JohN: You have to get a grip on yourself. People like her come and go. I've seen dozens. TIME! TIME! You'll see more of it/them. Tell her to read up about VICTORY GARDENS! George C Marshall made an important visitor wait while he made out his BURPEE seed order. This is in our HISTORY. She's doing what she's doing without knowing whither or whence or why!
 
(quoted from post at 06:22:03 09/23/12) So what exactly are you upset about? It looks to me like she is
trying pretty hard and according to the pics is growing some nice
veggies.

Guess I have to ask the same question. I read the article and reread the posts. What exactly is the issue? Is it just her attitude, or is she a know-it-all or what?
 
(quoted from post at 12:03:57 09/23/12) Two sides to the coin, and this is from someone who did
a term paper on "small scale sustainable" farming while
earning his BS in Animal Science. I still believe in
what I learned in school-that world hunger is an
economic problem, that we have the capability to feed
the world, it's just they don't have the money to pay
for it. ANYTHING THAT INCREASES THE COST OF FOOD IS
MAKING WORLD HUNGER WORSE. Yes small scale farming CAN
be done in ways that are more environmentally friendly,
but the down side is cost. If the person farming 40
acres gets 10% more from each acre you're still counting
on that 40 to provide a living for that person/family,
compare that to a BTO who might generate his livelihood
from 2,000 acres, we might get slightly less food per
acre but the person farming BTO or Commercial is
contributing MORE food at a LOWER cost.
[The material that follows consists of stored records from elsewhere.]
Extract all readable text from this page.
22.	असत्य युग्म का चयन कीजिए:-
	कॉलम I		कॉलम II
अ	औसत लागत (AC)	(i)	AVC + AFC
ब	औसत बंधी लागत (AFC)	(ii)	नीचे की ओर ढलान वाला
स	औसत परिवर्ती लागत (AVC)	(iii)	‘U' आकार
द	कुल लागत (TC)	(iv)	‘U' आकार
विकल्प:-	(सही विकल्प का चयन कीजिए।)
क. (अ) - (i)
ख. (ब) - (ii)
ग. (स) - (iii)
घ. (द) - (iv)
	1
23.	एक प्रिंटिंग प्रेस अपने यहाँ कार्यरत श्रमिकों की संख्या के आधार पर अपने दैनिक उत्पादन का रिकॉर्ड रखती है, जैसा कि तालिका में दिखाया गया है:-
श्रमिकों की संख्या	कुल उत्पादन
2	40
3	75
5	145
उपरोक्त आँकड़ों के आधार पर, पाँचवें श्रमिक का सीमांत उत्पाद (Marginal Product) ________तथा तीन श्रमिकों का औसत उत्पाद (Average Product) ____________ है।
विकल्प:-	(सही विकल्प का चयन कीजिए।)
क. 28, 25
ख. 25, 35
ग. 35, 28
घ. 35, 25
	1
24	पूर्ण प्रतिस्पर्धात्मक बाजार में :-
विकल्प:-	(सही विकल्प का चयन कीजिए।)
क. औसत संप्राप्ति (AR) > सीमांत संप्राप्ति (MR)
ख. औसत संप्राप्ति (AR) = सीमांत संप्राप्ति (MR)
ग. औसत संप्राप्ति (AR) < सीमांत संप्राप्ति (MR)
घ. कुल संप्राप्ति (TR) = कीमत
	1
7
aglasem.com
If we remodel
our agriculture into small scale labor intensive
practices that's fine but the cost is farmers with a
lessor life style working 60 hours a week for probably
less than they could make elsewhere and we'll pay MORE
for our food. So many of the small scale, organic or eat
local initiatives are more a marketing plan than an
agricultural practice out universities need to teach the
economics alongside the science. Or to put it another
way farming is a business we need to teach the young
people that want to farm business as well as
agricultural science, when I was in school they closed
all business classes to non-majors because they were
over enrolled, one of the nation's first Land Grant
Universities can't get their arms around the fact that
agriculture is a business and needs to prepare their
students to deal with that reality.


Couple of things wrong with that statement. Only if the small farmer is going to alternative markets are the prices higher. Farmers don't market products they sell at the current rate established by the buyer based on availability.

Small scale farming can indeed work if treated like a busniess and not a way of life.